Establishing if a person has been involved in criminal activity, and if so, to what degree; often requires an understanding of a person’s geographical movements. Cell site analysis provides greater clarity to investigators and juries; on whether someone may have been involved in an incident, and if so, the amount of involvement. If you have a prosecution or defence case where you need to establish the whereabouts of an individual, to incriminate or eliminate them from an incident; then you may be able to establish their location at any given time using cell-site analysis.
Call data records are fundamental to cell site analysis, they appear as a bewildering mass of numbers and complex information. CCL has the knowledge to understand hidden patterns in these call data records, and combined with cell site analysis, the evidence can be used to determine the geographical location of an individual, before, during and after an incident; giving defined time lines.
Our expert team of cell-site analysts have decades of experience, comprehending the intricate and complex world of mobile phone masts, raw data and signal strengths in multiple locations (with driving and walking surveys*). They are Bond Solon trained and registered to offer expert witness services; with ‘jury friendly’ mapping and presentations, working closely with you through all stages of the process.
Our philosophy is to keep it simple for our customers when they use the evidence we supply, with our experts on hand to explain any complexities in the cell site analysis. We can process cases quickly and accurately and provide cost-effective prices within LSC guidelines. It is important to CCL that you are confident our analysis and reports are of the highest quality, providing evidential integrity.
When a mobile phone makes, or receives a call, text, or accesses the internet, it makes a radio connection to the phone company’s core network via the network’s transmitting equipment (cell site); the call is routed to its destination by the core network.
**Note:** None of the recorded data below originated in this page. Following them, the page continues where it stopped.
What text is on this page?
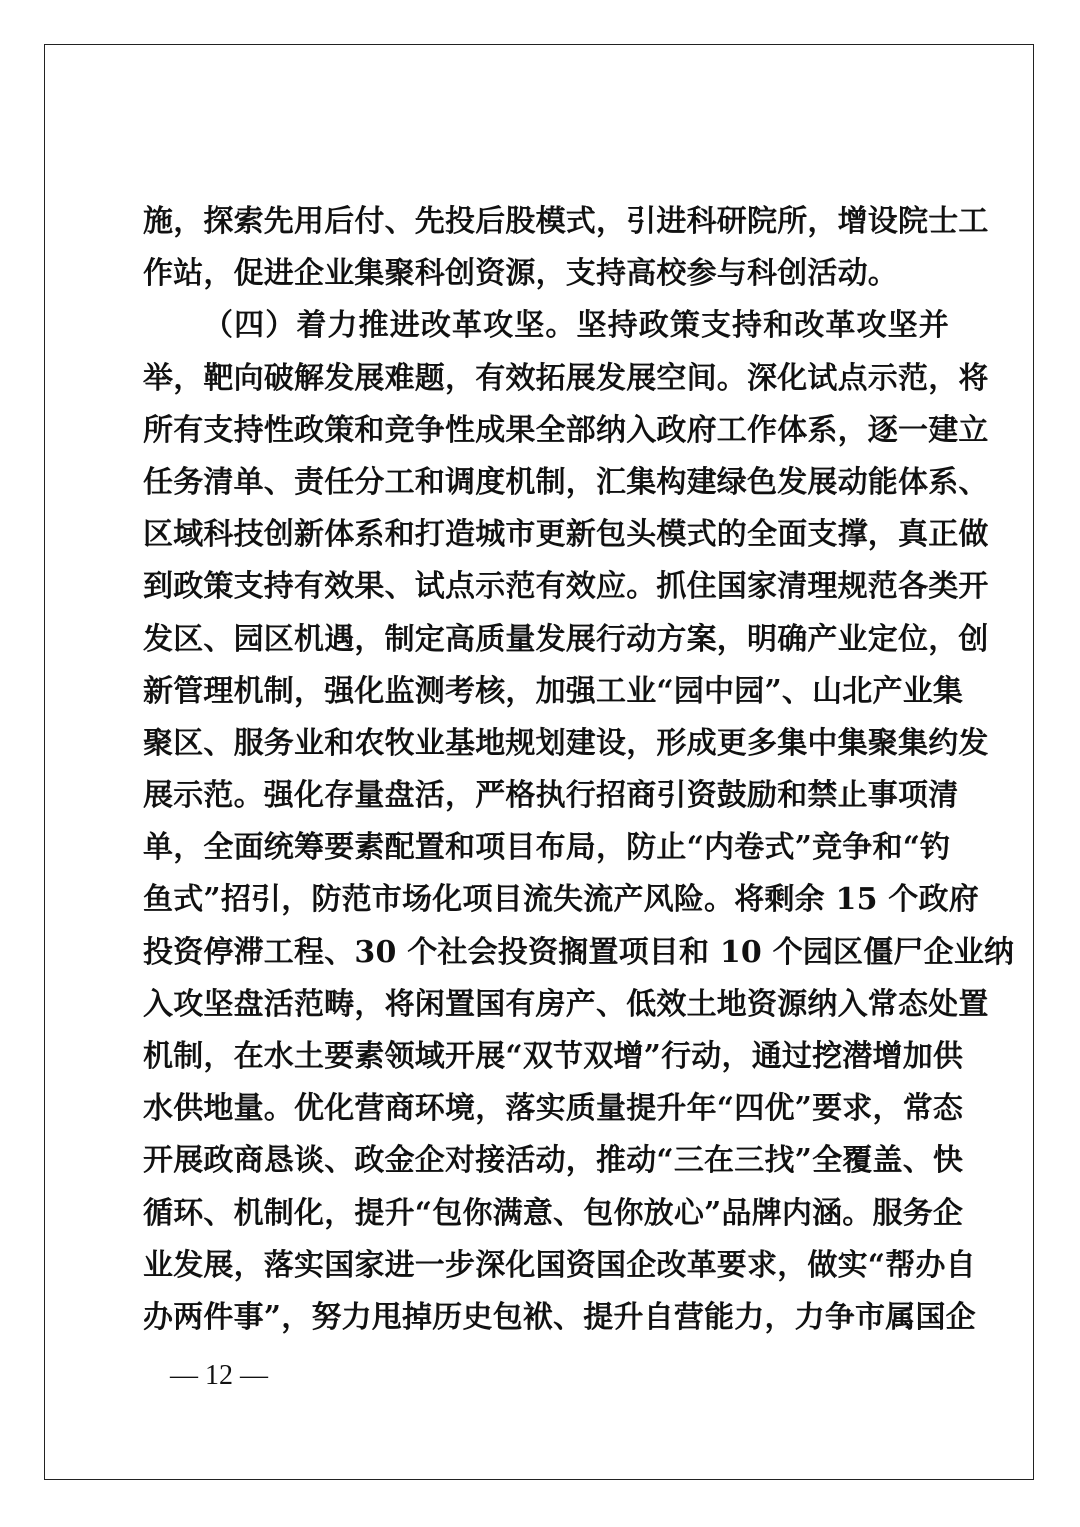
施，探索先用后付、先投后股模式，引进科研院所，增设院士工
作站，促进企业集聚科创资源，支持高校参与科创活动。
（四）着力推进改革攻坚。坚持政策支持和改革攻坚并
举，靶向破解发展难题，有效拓展发展空间。深化试点示范，将
所有支持性政策和竞争性成果全部纳入政府工作体系，逐一建立
任务清单、责任分工和调度机制，汇集构建绿色发展动能体系、
区域科技创新体系和打造城市更新包头模式的全面支撑，真正做
到政策支持有效果、试点示范有效应。抓住国家清理规范各类开
发区、园区机遇，制定高质量发展行动方案，明确产业定位，创
新管理机制，强化监测考核，加强工业“园中园”、山北产业集
聚区、服务业和农牧业基地规划建设，形成更多集中集聚集约发
展示范。强化存量盘活，严格执行招商引资鼓励和禁止事项清
单，全面统筹要素配置和项目布局，防止“内卷式”竞争和“钓
鱼式”招引，防范市场化项目流失流产风险。将剩余 15 个政府
投资停滞工程、30 个社会投资搁置项目和 10 个园区僵尸企业纳
入攻坚盘活范畴，将闲置国有房产、低效土地资源纳入常态处置
机制，在水土要素领域开展“双节双增”行动，通过挖潜增加供
水供地量。优化营商环境，落实质量提升年“四优”要求，常态
开展政商恳谈、政金企对接活动，推动“三在三找”全覆盖、快
循环、机制化，提升“包你满意、包你放心”品牌内涵。服务企
业发展，落实国家进一步深化国资国企改革要求，做实“帮办自
办两件事”，努力甩掉历史包袱、提升自营能力，力争市属国企
— 12 —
In general, a mobile phone will connect to the cell with the strongest signal; however, there can be variations of signal strength over small distances (e.g. an obstruction between the phone and the closest cell, in which case a more distant cell would be used). UK mobile phone Network Operators have many thousands of cell sites, often housing several sets of transmitting and receiving equipment; designed to provide overlapping coverage to ensure a good quality of service. Thus, at any distinct location it may be possible for a mobile phone to connect via several different cells, or cell sites to make or receive a call or text message.
When a call or text message is sent, or received by a mobile phone, the network operator generates a call data record. This record contains: telephone numbers involved in the call event, the date, time and duration of the call event, a code for the handset and the identity of the cell site for which the call began and ended the communication.
A location survey is used to assess which Cell IDs could be used near a particular spot. To do this, special test equipment is used which monitors the mobile network and tracks its own location. *This equipment is fitted in a vehicle and a concentrated drive survey is performed at hundreds of points in the streets immediately surrounding the location (measurements may also be undertaken using hand held equipment in a ‘walk survey’). Every Cell ID providing service in the vicinity is reported.
The data collected from these surveys can be plotted onto maps and analysed, to illustrate the locations of the specific cells the phone was connected to. From these measurements, service area maps can be derived. The service area of a cell site is the area in which a caller who connects via that cell site could reasonably be expected to be within.
The cell’s service area is predicted using the available survey data together with terrain information.